Sustained leasing demand from Chinese financial firms buoyed half-year figures.
Hong Kong’s Grade A office market posted its strongest performance in three years after half year net absorption rate of 1.5m sqft already beat that of 2017’s full year record of 1.2m sqft, according to real estate consultant CBRE.
Chinese financial firms seeking expansion drove half-year leasing demand with new leases rising from 408,000 sqft in H1 2017 to 509,000 sqft in H1 2018. Overall Grade A office vacancy rates also tightened from 4.4% in April to 4.3% in May.

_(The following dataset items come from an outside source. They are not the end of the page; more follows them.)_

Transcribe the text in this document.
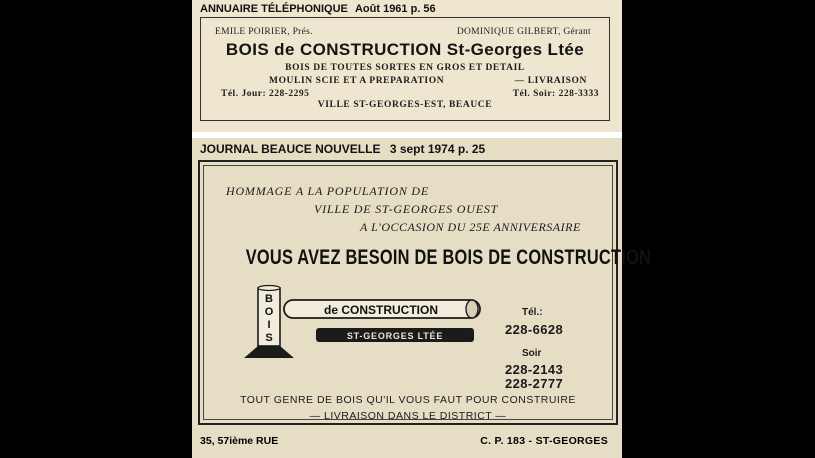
ANNUAIRE TÉLÉPHONIQUE Août 1961 p. 56
EMILE POIRIER, Prés.	DOMINIQUE GILBERT, Gérant
BOIS de CONSTRUCTION St-Georges Ltée
BOIS DE TOUTES SORTES EN GROS ET DETAIL
MOULIN SCIE ET A PREPARATION	— LIVRAISON
Tél. Jour: 228-2295	Tél. Soir: 228-3333
VILLE ST-GEORGES-EST, BEAUCE
JOURNAL BEAUCE NOUVELLE 3 sept 1974 p. 25
HOMMAGE A LA POPULATION DE
VILLE DE ST-GEORGES OUEST
A L'OCCASION DU 25E ANNIVERSAIRE
VOUS AVEZ BESOIN DE BOIS DE CONSTRUCTION
B
O
I
S
de CONSTRUCTION
ST-GEORGES LTÉE
Tél.:
228-6628
Soir
228-2143
228-2777
TOUT GENRE DE BOIS QU'IL VOUS FAUT POUR CONSTRUIRE
— LIVRAISON DANS LE DISTRICT —
35, 57ième RUE	C. P. 183 - ST-GEORGES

“Most of the new buildings, such as One Taikoo Place, South Island Place and One Hennessy, have already achieved a strong pre-leasing rate,” said Alan Lok, executive director, advisory & transaction services - office, CBRE Hong Kong.
Sustained leasing demand from Chinese firms in Central are also poised to keep the impact of decentralisation, which hit 361,000 sqft in H1, to a minimum as they continue to plug up backfill returned space, Lok added.
This comes despite the fact that prime office occupancy costs, which include rent, local taxes and service charge, in Central clock in at a whopping $2,405 (US$306.57) per sqft annually as of Q1, far beyond London’s West End at $1,843 (US$235.01) and Beijing’s Finance Street at $1,576 (US$200.91).
Co-working operators are also steadily snapping up office space after committing to another 339,000 sqft. in the first half of the year, with operators originating from China accounting for 170,000 sqft.
The footprint of co-working centers was 1.1m sq. ft. in 2017 and is estimated to surge to 1.6m sq. ft. by end of 2018, CBRE added.